Digital recording does indeed sample sound: little slices, called bits, are recorded at the stunning rate of 44,100 times per second. Defenders of the old analog technology used in stereo recordings said that the infinitesimal missing slices of music on CDs undermined the sound quality. Yes, the sound was clear and flawless, but it lacked warmth and richness, they said; it was cold in comparison with the best vinyl recordings played on top-quality stereo systems.
That debate has never been settled, though even holdouts for analog technology have to concede that the quality of digital recording has vastly improved over the years.
The MP3 samples sound as well, but at a significantly reduced rate. The technology is complicated, and I don’t pretend to understand it. The term MP3, as Mr. Katz explains in his book, was taken from Motion Picture Experts Group 1, Level 3, “a name that reveals little about its current use.” The technology was developed to make it possible to compress huge amounts of video and audio data into manageable files that could be zipped through e-mail messages around the world.
Engineers argue that a sound recording has large amounts of irrelevant data; a cymbal crash in a symphonic work, for example, will temporarily obscure the sound of other instruments. So why not remove some of the covered sounds, which could not be heard anyway, to compress the file into a transferable format?
Not until peer-to-peer, or P2P, networking was developed in the 1990s, championed by Napster, did the potential of file sharing and the applicability of the MP3 as a portable sound system for music become apparent. Mr. Katz invokes a charming metaphor to explain the concept of peer-to-peer transferring, as opposed to the traditional method of client-server downloading, in which information flows from a central source to individual users.

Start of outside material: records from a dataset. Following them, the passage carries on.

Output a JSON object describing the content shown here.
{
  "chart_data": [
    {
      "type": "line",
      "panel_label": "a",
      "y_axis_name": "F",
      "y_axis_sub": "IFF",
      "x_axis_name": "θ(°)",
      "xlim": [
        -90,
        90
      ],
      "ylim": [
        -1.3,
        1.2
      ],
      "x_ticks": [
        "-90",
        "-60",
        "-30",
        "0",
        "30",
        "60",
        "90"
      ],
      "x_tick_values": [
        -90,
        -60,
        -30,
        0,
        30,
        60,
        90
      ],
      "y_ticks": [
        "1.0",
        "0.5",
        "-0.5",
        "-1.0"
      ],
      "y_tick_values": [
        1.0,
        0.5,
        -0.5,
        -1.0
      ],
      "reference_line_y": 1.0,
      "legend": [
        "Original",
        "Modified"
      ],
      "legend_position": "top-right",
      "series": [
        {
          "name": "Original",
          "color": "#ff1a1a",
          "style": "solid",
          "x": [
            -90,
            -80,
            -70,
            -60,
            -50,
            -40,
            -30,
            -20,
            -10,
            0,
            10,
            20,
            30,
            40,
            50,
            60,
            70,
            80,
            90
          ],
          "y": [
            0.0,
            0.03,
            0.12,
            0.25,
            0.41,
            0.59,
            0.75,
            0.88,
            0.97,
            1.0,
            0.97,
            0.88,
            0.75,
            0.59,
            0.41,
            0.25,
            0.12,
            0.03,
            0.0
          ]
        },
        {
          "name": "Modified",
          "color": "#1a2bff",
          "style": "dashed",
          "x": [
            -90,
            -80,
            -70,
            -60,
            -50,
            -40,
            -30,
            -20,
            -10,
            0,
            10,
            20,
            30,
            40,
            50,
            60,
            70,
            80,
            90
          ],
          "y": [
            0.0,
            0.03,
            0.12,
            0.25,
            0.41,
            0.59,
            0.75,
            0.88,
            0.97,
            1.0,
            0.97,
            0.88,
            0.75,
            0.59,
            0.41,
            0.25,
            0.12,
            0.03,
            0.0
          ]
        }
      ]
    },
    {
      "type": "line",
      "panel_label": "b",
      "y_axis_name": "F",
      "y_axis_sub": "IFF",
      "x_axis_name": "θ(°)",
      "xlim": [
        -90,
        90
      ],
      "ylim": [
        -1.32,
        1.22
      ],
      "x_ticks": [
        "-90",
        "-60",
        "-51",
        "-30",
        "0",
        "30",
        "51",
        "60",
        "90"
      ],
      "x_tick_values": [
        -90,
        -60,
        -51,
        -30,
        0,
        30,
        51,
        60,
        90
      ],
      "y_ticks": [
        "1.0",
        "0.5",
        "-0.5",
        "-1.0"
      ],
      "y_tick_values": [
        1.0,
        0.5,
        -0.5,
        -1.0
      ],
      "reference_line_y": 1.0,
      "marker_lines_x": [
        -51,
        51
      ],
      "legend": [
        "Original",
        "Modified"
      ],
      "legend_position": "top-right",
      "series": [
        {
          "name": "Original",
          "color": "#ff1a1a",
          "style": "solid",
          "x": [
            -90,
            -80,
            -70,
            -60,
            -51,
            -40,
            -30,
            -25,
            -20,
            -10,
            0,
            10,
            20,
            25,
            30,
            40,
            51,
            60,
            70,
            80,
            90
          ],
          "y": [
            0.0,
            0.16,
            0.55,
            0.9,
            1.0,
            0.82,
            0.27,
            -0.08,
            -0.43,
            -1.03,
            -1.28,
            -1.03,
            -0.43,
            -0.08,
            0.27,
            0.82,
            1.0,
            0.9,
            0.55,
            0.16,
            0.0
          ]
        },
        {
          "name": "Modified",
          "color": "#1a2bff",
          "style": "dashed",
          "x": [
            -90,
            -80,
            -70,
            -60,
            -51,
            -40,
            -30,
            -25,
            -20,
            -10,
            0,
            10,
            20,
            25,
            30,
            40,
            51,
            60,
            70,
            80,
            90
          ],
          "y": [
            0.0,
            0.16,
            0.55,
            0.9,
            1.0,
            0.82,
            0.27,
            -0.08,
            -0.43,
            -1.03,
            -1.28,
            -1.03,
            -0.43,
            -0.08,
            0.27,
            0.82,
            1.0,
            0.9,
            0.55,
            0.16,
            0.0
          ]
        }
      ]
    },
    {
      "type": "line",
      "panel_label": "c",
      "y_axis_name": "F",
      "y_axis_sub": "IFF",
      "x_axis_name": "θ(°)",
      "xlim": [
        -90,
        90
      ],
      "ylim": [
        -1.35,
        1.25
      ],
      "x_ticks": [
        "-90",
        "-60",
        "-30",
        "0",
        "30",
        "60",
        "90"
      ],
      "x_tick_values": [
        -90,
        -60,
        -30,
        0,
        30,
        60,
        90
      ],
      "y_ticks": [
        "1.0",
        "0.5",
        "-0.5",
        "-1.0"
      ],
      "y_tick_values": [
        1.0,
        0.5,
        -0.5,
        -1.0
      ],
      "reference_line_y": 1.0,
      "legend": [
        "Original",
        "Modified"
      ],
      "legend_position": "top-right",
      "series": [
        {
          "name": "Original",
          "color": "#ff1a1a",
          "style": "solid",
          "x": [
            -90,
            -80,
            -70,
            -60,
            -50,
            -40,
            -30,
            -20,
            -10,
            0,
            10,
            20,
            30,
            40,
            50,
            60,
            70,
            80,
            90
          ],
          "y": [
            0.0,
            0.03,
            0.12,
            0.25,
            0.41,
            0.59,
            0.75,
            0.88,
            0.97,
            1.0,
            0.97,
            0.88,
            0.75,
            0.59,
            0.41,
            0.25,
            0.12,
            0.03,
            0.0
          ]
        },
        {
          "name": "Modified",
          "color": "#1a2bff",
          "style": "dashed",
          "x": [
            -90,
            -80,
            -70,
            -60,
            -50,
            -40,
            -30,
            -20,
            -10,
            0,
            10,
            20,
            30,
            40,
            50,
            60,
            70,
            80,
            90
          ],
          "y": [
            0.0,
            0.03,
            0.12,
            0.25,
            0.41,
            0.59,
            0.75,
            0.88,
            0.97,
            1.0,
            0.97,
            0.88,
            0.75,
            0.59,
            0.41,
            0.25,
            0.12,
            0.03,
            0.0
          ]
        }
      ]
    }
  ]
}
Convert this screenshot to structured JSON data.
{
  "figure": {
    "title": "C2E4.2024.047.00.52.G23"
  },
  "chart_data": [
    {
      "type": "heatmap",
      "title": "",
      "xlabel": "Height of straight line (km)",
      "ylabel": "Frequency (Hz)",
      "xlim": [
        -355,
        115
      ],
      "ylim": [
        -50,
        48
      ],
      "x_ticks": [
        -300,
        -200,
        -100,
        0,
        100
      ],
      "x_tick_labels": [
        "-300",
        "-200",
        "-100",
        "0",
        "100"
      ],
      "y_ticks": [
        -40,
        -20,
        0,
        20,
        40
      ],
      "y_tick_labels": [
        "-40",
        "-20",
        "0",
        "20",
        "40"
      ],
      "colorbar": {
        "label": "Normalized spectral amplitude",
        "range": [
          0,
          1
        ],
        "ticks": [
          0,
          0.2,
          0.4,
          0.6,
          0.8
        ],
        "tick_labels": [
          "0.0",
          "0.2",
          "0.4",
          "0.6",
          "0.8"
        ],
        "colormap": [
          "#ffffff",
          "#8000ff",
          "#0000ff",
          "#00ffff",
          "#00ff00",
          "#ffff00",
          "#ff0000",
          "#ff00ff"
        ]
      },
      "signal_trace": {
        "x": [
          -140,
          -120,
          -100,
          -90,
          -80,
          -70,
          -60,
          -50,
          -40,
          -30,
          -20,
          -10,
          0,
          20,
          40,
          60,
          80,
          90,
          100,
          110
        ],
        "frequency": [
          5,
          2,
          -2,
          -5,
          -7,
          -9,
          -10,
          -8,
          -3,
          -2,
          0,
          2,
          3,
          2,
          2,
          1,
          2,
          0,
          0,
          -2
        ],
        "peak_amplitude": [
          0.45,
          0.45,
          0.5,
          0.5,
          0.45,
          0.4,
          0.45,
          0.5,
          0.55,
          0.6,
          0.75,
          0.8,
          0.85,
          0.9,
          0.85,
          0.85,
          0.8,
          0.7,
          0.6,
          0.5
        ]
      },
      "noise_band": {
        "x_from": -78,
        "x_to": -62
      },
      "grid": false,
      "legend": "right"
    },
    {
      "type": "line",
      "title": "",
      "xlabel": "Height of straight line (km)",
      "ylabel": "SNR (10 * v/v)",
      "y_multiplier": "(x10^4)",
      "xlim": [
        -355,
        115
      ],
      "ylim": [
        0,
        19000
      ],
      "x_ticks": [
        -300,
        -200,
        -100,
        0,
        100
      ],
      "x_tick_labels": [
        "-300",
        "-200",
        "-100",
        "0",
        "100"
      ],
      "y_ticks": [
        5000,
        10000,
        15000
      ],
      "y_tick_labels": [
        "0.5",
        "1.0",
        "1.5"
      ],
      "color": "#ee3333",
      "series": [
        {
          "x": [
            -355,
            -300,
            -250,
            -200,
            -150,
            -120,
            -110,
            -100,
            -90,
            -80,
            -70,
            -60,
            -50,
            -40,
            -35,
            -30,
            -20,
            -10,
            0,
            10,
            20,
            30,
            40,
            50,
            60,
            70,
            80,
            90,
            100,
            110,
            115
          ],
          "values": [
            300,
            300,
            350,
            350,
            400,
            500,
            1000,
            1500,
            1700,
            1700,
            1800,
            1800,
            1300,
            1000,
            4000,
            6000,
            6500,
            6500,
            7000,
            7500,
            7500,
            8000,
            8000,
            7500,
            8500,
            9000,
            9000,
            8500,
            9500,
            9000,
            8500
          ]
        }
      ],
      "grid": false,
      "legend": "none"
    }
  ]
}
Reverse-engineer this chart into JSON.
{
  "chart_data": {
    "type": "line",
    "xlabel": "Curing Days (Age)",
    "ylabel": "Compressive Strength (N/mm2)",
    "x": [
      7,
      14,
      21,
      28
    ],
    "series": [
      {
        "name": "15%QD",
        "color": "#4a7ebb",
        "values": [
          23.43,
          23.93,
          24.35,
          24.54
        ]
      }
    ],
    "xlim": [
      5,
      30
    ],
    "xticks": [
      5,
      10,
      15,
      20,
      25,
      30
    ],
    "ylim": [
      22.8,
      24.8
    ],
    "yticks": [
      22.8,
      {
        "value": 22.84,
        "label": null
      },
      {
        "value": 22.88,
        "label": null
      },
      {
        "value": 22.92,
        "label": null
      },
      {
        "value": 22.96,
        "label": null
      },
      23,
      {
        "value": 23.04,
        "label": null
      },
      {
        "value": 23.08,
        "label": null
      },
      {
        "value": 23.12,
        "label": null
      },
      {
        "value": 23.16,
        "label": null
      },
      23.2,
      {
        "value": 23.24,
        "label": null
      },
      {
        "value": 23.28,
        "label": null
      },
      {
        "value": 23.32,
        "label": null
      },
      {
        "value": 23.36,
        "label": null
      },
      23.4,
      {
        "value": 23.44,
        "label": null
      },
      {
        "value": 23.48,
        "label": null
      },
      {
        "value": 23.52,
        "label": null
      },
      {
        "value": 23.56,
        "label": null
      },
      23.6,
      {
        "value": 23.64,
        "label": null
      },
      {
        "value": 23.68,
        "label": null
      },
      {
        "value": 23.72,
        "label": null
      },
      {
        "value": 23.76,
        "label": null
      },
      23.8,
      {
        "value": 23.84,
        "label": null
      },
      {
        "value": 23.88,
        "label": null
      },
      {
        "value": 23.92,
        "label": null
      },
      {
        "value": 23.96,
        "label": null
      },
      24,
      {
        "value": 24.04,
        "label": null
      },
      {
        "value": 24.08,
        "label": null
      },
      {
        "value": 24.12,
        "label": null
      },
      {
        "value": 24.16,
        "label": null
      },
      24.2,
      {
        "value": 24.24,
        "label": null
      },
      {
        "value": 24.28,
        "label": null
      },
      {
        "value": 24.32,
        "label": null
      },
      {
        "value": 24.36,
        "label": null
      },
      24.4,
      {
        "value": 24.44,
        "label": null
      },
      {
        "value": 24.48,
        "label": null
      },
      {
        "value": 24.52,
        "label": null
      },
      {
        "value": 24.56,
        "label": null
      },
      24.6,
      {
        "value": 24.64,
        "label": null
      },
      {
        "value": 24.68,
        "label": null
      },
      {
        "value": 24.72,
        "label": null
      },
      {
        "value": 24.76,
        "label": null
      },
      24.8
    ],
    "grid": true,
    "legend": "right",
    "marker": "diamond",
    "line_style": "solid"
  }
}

“If a public library is analogous to a client-server model,” he writes, “P2P is more like the arrangement my wife, her mother and her aunt have to circulate their collection of mystery novels among one another.”
In any event, these breakthroughs gave us the MP3 and, later, Apple’s iPod. But neither manufacturers nor ardent users of these devices made exaggerated claims for the high quality of their sound. Convenience was the appeal, and the sound was, well, good enough.
One thing is certain: The users who are delighted by these handy new devices are not audiophiles in the old sense. Mr. Katz acknowledges that he is no audiophile. His stereo system is hardly fancy; the headphones he bought in 1988 still serve him well.
On the other hand, he explained, he could not imagine teaching without an MP3. This semester he is offering an introductory course in rock and a seminar titled “The Art and Culture of the Hip-Hop D.J.” It would be impossible to assemble all the CDs he would need for those classes. But with his MP3 and his laptop, he has every recording he needs right at his fingertips. If a student asks about the Rolling Stones, he can immediately call up any of 60 songs. And students never complain about sound quality.
Meanwhile, in the November issue of the British magazine Gramophone, a widely read journal devoted to reviews of classical recordings and DVDs, only a few back pages out of 138 are given to short reports on sound equipment. One article, “Choosing Desktop Speakers,” offers advice on how to “dock your iPod on a speaker system.”
The target consumers are not audiophiles.